JG: Yes we have a strong global and regional team who guide us and there is a big focus around communications, messaging and tone.
That has been a great help while our leadership here in Dublin have been brilliant too, offering guidance in business terms but also reassurance to staff in the current situation.
From a day to day consumer marketing and sponsorship perspective there is a pragmatic approach so we have a good level of local autonomy to execute our plans and strategies in line with our local business goals and objectives.
However, in terms of our global sponsorships such as the All Blacks / New Zealand Rugby and the AIG Women’s British Open, there would be a high level of coordination and engagement with the global teams on those activations.
SfB: Depending on how long this carries on, have you been able to talk with your agencies about how you might adapt some of the ways in which you interact with sport or is it too soon?
JG: Yes and credit to all our great agencies and partners who weren’t found wanting in engaging quickly with good positive ideas and support.
As part of our planning, we have PR, media buying, digital, creative, production, ambassadors and other suppliers so they mostly have had to go on pause but the response and attitude has been great and we are actively looking at potential rescheduling windows and ways to do things differently.
We do have a number of initiatives we are continuing to activate such as our Effort is Equal and women in sport 20×20 plans with an example being the current AIG and 20×20 ‘Show your Skills’ competition we launched in February that aligns well with all the skills and content being produced out there by individuals.

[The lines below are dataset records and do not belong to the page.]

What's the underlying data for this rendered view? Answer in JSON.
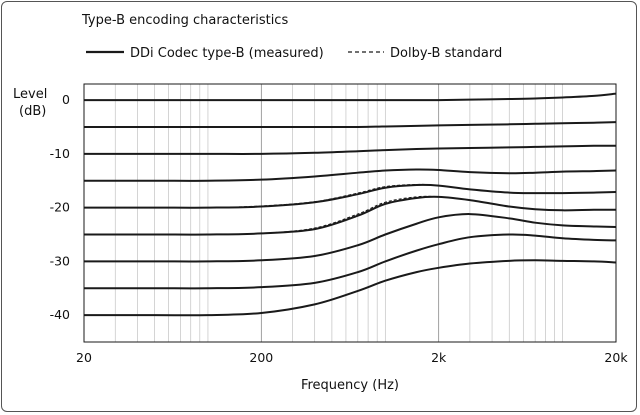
{
  "chart_data": {
    "type": "line",
    "title": "Type-B encoding characteristics",
    "xlabel": "Frequency (Hz)",
    "ylabel_line1": "Level",
    "ylabel_line2": "(dB)",
    "xscale": "log",
    "xlim": [
      20,
      20000
    ],
    "ylim": [
      -45,
      3
    ],
    "grid": true,
    "legend_placement": "top-left",
    "x_ticks": [
      {
        "value": 20,
        "label": "20"
      },
      {
        "value": 200,
        "label": "200"
      },
      {
        "value": 2000,
        "label": "2k"
      },
      {
        "value": 20000,
        "label": "20k"
      }
    ],
    "y_ticks": [
      {
        "value": 0,
        "label": "0"
      },
      {
        "value": -10,
        "label": "-10"
      },
      {
        "value": -20,
        "label": "-20"
      },
      {
        "value": -30,
        "label": "-30"
      },
      {
        "value": -40,
        "label": "-40"
      }
    ],
    "legend": [
      {
        "label": "DDi Codec type-B (measured)",
        "style": "solid"
      },
      {
        "label": "Dolby-B standard",
        "style": "dashed"
      }
    ],
    "x": [
      20,
      50,
      100,
      200,
      400,
      700,
      1000,
      1500,
      2000,
      3000,
      5000,
      7000,
      10000,
      15000,
      20000
    ],
    "series": [
      {
        "style": "solid",
        "values": [
          0,
          0,
          0,
          0,
          0,
          0,
          0,
          0,
          0,
          0.1,
          0.2,
          0.3,
          0.5,
          0.8,
          1.2
        ]
      },
      {
        "style": "solid",
        "values": [
          -5,
          -5,
          -5,
          -5,
          -5,
          -5,
          -4.9,
          -4.8,
          -4.7,
          -4.6,
          -4.5,
          -4.4,
          -4.3,
          -4.2,
          -4.1
        ]
      },
      {
        "style": "solid",
        "values": [
          -10,
          -10,
          -10,
          -10,
          -9.8,
          -9.5,
          -9.3,
          -9.1,
          -9.0,
          -8.9,
          -8.8,
          -8.7,
          -8.6,
          -8.5,
          -8.5
        ]
      },
      {
        "style": "solid",
        "values": [
          -15,
          -15,
          -15,
          -14.8,
          -14.2,
          -13.5,
          -13.1,
          -12.9,
          -13.0,
          -13.4,
          -13.6,
          -13.5,
          -13.3,
          -13.2,
          -13.1
        ]
      },
      {
        "style": "solid",
        "values": [
          -20,
          -20,
          -20,
          -19.8,
          -19.0,
          -17.5,
          -16.3,
          -15.8,
          -15.9,
          -16.6,
          -17.2,
          -17.3,
          -17.3,
          -17.2,
          -17.1
        ]
      },
      {
        "style": "solid",
        "values": [
          -25,
          -25,
          -25,
          -24.8,
          -24.0,
          -21.5,
          -19.3,
          -18.2,
          -18.0,
          -18.6,
          -19.8,
          -20.3,
          -20.5,
          -20.4,
          -20.4
        ]
      },
      {
        "style": "solid",
        "values": [
          -30,
          -30,
          -30,
          -29.8,
          -29.0,
          -27.0,
          -25.0,
          -23.0,
          -21.8,
          -21.2,
          -22.0,
          -22.8,
          -23.3,
          -23.5,
          -23.6
        ]
      },
      {
        "style": "solid",
        "values": [
          -35,
          -35,
          -35,
          -34.8,
          -34.0,
          -32.0,
          -30.0,
          -28.0,
          -26.8,
          -25.5,
          -25.0,
          -25.2,
          -25.7,
          -26.0,
          -26.1
        ]
      },
      {
        "style": "solid",
        "values": [
          -40,
          -40,
          -40,
          -39.6,
          -38.0,
          -35.5,
          -33.6,
          -32.0,
          -31.2,
          -30.4,
          -29.9,
          -29.8,
          -29.9,
          -30.0,
          -30.2
        ]
      },
      {
        "style": "dashed",
        "values": [
          -20,
          -20,
          -20,
          -19.7,
          -18.9,
          -17.3,
          -16.1,
          -15.7,
          -15.9,
          -16.6,
          -17.2,
          -17.3,
          -17.3,
          -17.2,
          -17.1
        ]
      },
      {
        "style": "dashed",
        "values": [
          -25,
          -25,
          -25,
          -24.8,
          -23.8,
          -21.2,
          -19.0,
          -18.0,
          -18.0,
          -18.6,
          -19.8,
          -20.3,
          -20.5,
          -20.4,
          -20.4
        ]
      }
    ],
    "colors": {
      "line": "#1a1a1a",
      "grid": "#b8b8b8",
      "frame": "#555555"
    }
  }
}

We are planning the 2020 launch of the AIG and Sport for Business ‘Game Changer Network’ where AIG’s Louise Kidd is a founder and we have some adapted AIG sponsorship-related CSR activity we are going to complete.
Then going forward we are having discussions with our agencies on activity around Dublin GAA, LGFA, Golf and other properties. We have seen and heard great ideas on how we could do business and activate our sponsorships in these restricted times.
A lot of that revolves around technology and rethinking the usual ways of doing things.
New activation opportunities have also been identified so we are looking at them but we are very conscious this is a tough time. Concept and tone needs to be right so our audiences will receive anything we do positively.
SfB: Is there anything you have seen over the past ten days that has lifted your spirits?
JG: Definitely and on both a personal and professional level.
On a personal level, I think the attitude and resilience of the Irish people, the government and Health Service managing this, and the sports world rowing in behind it to help support the public message has been very heartening and positive.
Special mention has to go to our brilliant medical, emergency and other front line staff but not forgetting essential retailers, transport companies and others who are keeping the country going with no doubt some added risk to themselves.
On a professional level, the AIG management and my colleagues across the business in AIG have been excellent and very proactive from early on in this global crisis to make sure employees are given protection and the ability to work from home plus other useful supports.
Finally, our suppliers and partners have been great so far in all this and that is lifting to see when I know they must have concerns of their about their own but are still positive and supportive so that makes me more positive. I think this is a great reflection on the overall marketing and sponsorship industry in Ireland which will bounce back even stronger.